Aber nicht nur die Behörden waren dabei, das Leben Simenons zu verkomplizieren, trug ihren Teil dazu bei. Tigy fuhr 1947 nach Frankreich und als sie zurückkam, »hielt sie den Augenblick gekommen, das häusliche Leben ihres Mannes ein wenig zu komplizieren«, wie Marnham schreibt. Boule sollte in den gemeinsamen Haushalt einziehen.

Boule stieß aber erst im Sommer 1947 zu der Familie, da war Simenon schon samt Kind und Kegel von Florida nach Arizona gezogen. Sie ließen sich in der Nähe von Tuscon nieder und mit der Ankunft von Boule verkomplizierten sich die Verhältnisse wider Erwartungen aber nicht, sondern es kehrten geradezu paradiesische Verhältnisse für Simenon ein. Tigy war, um für Marc Mutter zu sein; Denyse war seine Geliebte und Sekretärin und Boule war, so wie es Simenon gewohnt war, Geliebte und Haushälterin. Denyse hatte keine Probleme mit Eifersucht und sah sich von Boule in ihren »vorehelichen« Pflichten ein wenig entlastet.

Der Status von Denyse (von Simenon übrigens Denise genannt und geschrieben) wurde Ende 1948 manifestiert, als sie schwanger wird. Damit kam zum ersten Mal die Möglichkeit einer Scheidung von Tigy auf. Nun hatte Simenon, nachdem er schon das Versprechen gebrochen hatte, keine Mätresse ins Haus zu bringen, Tigy versprochen, er würde sich nie von ihr scheiden lassen. Aber erneut stand der Bruch eines Versprechens vor der Tür und es verständlich, dass Tigy jede Menge Gründe hatte, von Simenon enttäuscht zu sein. Es fühlt sich nicht gut an, immer wieder belogen und betrogen zu werden und zusehen zu müssen, wie wichtige Vereinbarungen immer wieder gebrochen werden.
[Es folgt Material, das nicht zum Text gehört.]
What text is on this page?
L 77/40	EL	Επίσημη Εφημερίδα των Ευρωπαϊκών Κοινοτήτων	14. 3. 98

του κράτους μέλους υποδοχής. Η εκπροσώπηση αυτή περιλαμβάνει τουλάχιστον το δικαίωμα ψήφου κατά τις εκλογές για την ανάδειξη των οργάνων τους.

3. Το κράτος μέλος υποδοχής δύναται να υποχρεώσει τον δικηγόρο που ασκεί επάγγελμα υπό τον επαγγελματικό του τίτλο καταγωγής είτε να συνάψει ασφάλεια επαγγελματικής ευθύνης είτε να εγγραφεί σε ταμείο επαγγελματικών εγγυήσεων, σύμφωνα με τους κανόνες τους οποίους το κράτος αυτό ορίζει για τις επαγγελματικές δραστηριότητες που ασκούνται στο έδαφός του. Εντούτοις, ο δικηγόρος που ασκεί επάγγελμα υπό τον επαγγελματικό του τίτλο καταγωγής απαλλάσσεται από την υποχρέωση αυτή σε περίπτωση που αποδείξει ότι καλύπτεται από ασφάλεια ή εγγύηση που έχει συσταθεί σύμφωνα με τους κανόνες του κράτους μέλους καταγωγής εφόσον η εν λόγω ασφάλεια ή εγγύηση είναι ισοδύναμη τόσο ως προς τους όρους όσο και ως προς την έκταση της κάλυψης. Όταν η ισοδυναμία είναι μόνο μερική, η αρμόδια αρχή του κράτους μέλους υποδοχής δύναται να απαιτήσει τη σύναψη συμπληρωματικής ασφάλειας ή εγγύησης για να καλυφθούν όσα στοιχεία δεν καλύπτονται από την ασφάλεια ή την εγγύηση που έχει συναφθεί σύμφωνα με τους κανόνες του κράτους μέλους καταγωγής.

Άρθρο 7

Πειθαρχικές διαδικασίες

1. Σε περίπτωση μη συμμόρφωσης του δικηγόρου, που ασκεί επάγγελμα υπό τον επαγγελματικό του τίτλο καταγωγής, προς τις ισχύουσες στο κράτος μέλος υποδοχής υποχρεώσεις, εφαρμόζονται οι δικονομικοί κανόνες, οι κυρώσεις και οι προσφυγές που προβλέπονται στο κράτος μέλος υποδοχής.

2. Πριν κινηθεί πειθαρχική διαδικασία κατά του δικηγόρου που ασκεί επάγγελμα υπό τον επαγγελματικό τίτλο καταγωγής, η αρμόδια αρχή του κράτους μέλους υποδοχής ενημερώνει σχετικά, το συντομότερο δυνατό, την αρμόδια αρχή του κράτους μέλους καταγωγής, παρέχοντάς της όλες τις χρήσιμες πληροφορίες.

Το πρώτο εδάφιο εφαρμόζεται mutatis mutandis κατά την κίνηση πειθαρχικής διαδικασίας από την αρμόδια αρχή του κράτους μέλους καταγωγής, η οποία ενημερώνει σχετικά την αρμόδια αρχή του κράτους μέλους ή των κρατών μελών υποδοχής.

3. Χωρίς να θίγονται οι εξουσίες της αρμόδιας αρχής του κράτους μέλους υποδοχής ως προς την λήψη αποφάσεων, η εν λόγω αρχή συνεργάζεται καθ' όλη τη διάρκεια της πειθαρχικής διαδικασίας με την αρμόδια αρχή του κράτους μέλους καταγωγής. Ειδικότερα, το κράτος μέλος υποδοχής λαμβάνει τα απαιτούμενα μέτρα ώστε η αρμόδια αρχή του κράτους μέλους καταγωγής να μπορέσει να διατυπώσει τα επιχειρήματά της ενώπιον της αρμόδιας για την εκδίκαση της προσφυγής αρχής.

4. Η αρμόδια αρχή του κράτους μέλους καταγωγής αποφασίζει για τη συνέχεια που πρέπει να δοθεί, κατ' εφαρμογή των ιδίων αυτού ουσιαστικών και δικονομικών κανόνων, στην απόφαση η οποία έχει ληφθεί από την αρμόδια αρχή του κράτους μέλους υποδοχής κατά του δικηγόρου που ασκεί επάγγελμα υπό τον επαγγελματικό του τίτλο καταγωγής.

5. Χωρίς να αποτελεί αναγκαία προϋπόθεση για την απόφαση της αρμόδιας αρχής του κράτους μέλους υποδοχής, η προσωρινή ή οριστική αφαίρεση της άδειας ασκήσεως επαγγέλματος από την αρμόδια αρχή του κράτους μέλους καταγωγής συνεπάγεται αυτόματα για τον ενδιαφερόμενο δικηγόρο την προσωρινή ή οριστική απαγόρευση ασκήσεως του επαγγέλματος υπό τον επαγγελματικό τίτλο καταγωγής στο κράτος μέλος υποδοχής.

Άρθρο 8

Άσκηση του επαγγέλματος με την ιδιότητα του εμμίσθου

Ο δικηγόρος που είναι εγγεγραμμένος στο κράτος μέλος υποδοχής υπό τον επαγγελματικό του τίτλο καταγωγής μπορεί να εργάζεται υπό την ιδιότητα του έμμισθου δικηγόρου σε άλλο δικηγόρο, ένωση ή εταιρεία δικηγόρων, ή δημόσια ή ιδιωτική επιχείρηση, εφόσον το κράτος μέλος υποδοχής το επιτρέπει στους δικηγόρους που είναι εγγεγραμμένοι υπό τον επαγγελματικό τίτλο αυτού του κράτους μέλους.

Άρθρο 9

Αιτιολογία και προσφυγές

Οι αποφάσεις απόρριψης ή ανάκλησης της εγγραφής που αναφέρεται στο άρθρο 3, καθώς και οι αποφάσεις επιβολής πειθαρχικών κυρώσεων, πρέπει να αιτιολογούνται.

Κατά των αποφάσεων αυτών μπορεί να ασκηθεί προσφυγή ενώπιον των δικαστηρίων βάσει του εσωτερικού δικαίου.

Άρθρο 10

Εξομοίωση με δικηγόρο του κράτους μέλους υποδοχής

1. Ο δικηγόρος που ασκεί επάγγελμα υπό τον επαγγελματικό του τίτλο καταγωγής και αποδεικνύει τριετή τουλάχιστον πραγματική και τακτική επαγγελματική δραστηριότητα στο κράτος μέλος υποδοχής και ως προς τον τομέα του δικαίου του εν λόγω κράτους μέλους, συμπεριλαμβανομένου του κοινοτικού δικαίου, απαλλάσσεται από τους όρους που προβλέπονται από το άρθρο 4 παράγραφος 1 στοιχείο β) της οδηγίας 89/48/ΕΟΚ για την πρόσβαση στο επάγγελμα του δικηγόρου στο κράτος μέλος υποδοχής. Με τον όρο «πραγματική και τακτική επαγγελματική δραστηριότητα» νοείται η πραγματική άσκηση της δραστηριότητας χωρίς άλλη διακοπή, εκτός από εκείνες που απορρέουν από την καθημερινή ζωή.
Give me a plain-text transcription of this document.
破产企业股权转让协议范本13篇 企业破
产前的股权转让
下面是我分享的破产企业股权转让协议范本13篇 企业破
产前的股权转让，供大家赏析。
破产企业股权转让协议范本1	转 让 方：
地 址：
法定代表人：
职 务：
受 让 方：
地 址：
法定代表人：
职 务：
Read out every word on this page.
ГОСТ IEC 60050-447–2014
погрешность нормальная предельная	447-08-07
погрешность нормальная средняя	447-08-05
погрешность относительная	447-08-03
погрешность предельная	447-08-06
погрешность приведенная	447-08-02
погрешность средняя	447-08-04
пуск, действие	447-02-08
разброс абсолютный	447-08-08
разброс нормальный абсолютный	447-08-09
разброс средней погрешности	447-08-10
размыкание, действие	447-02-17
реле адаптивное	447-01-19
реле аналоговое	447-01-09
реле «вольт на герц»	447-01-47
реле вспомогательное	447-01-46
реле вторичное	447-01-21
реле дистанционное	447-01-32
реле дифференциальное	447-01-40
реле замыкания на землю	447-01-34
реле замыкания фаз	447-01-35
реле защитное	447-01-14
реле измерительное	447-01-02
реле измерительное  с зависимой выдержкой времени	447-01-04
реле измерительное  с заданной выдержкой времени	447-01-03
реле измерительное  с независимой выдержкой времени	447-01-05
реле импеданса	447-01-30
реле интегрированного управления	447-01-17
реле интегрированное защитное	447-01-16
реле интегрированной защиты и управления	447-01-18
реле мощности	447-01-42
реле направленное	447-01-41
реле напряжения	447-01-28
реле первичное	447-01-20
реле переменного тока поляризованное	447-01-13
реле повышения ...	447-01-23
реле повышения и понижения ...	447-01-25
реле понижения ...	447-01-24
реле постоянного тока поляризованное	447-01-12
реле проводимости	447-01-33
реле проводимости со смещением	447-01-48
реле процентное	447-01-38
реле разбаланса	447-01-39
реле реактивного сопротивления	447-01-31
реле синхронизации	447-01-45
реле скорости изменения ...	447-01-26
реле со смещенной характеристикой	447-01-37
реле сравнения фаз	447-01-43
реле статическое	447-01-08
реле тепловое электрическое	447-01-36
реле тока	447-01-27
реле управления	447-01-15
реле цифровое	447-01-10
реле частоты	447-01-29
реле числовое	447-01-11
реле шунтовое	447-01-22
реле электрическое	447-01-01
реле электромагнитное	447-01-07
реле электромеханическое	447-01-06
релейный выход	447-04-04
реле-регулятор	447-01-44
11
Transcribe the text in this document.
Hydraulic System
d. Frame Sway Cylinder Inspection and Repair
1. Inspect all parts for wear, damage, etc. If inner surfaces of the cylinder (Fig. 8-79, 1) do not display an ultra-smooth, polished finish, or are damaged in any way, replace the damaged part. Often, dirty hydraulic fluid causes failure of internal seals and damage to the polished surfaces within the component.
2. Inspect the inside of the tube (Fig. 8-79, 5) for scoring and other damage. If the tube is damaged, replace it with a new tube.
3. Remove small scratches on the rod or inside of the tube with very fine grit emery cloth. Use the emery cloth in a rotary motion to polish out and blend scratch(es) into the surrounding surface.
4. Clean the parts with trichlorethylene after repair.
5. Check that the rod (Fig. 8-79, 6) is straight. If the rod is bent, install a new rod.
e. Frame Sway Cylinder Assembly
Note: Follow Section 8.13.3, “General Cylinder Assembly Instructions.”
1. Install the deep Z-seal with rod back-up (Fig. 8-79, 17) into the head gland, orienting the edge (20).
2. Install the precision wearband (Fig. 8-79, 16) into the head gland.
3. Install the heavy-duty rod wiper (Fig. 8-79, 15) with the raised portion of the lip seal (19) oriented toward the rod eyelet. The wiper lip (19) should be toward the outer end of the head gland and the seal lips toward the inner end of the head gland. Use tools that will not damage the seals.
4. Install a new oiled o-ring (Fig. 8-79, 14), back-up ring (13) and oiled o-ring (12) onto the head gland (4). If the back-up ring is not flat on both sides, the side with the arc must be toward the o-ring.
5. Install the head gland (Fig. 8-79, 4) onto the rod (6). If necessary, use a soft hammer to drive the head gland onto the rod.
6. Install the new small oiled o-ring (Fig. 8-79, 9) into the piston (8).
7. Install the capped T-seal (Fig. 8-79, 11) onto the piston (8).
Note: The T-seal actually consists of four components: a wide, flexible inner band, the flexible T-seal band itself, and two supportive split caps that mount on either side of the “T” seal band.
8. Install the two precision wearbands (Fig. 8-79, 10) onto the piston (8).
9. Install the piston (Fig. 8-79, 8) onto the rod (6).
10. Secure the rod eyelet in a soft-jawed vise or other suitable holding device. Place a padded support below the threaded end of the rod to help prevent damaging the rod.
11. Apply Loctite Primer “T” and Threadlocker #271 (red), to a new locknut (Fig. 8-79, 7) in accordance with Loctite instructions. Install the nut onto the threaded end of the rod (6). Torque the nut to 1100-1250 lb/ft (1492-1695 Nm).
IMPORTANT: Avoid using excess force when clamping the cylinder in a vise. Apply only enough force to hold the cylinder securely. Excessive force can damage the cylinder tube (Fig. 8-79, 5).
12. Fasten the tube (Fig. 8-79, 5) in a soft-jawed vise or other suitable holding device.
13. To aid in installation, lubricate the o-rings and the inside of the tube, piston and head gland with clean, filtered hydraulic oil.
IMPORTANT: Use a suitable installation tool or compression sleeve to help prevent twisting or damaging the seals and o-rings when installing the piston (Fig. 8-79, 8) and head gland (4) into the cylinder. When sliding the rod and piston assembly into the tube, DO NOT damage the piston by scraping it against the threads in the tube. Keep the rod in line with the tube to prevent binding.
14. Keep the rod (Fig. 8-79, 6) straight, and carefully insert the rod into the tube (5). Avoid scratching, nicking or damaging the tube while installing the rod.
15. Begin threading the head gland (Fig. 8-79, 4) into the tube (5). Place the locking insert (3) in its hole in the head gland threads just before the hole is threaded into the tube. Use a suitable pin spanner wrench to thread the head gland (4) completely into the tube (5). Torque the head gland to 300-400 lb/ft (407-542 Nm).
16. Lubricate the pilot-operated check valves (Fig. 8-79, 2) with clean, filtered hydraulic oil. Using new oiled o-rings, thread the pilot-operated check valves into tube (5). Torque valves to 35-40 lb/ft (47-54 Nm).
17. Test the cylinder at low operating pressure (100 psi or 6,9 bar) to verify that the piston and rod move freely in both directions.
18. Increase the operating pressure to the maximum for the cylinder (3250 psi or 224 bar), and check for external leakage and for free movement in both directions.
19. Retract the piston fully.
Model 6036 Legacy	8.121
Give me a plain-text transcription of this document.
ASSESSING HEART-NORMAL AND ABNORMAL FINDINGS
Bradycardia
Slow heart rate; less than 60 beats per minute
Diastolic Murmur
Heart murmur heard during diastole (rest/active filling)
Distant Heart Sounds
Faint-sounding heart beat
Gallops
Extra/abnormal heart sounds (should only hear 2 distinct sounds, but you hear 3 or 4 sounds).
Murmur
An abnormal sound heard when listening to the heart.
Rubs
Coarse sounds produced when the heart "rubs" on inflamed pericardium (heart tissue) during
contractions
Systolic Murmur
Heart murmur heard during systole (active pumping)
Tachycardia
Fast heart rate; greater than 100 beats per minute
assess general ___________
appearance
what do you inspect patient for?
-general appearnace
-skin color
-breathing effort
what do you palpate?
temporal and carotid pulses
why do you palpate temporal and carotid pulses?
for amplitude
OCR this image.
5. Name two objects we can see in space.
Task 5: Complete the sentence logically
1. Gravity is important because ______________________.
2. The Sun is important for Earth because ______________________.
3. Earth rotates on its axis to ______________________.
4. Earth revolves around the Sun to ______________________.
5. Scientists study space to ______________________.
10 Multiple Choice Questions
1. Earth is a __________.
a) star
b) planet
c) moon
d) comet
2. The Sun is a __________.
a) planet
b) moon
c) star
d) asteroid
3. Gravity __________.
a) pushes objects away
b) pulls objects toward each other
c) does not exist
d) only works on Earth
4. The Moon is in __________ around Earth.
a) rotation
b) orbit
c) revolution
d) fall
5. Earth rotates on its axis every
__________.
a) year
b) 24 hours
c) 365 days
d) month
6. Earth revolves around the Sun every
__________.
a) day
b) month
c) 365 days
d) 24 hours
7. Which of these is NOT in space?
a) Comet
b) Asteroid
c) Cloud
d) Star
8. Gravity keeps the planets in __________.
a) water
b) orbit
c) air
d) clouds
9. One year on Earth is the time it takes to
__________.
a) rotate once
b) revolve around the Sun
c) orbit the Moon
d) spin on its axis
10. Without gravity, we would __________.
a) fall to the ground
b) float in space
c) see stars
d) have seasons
Tigy nahm sich einen Scheidungs-Spezialisten in Kalifornien und stellte hohe Forderungen an Simenon. Sie machte ihm unmissverständlich klar, dass bei seinem Verhalten er nicht mit großer Gnade bei einem Prozess rechnen dürfte. So wurde vereinbart, das Tigy das Haus in Nieul bekam, alle Aktien, die in Europa eingelagerten Möbel und die Gemäldesammlung sowie eine Unterhaltszahlung, die die Höhe eines kalifornischen Vorstandsvorsitzenden hatte. Von den wenigen Bedingungen, die Simenon durchsetzen konnte, war eine allerdings recht »heftig«: Tigy sollte maximal sechs Meilen vom Haus Simenons entfernt leben, zumindest so lang Marc wie sie den Sohn betreute. Sollte sie sich daran nicht halten, müsste sie ihr Obhutsrecht an Simenon abgeben und erhielte dafür ein wöchentliches Besuchsrecht.

Dies ist übrigens ein Punkt, der in den meisten Biographien keine Rolle spielt: Was ist mit Marc und wie mochte er sich in diesen Verhältnissen gefühlt haben. Boule kannte er als Haushälterin, aber dann drängte sich eine Frau in das Leben seiner Familie und zwar mit einer Vehemenz, die für einen Sechs- bis Neunjährigen einigermaßen verstörend gewesen sein dürften.

Im September 1949 wurde Johnny in Tucson geboren. Zu diesem Zeitpunkt war Tigy mit Marc schon in Kalifornien, weshalb auch Simenon in diese Richtung zog und sich in Carmel-by-the-Sea niederließ, einem Ort, an dem sich viele wohlhabende und erfolgreiche Künstler niedergelassen hatten.

Die Scheidung von Tigy wurde am 21. Juni 1950 in Reno besiegelt: Simenon hatte die silberne Hochzeit mit Tigy schon hinter sich gebracht und war 47 Jahre alt. Einen Tag später war er mit Denyse verheiratet.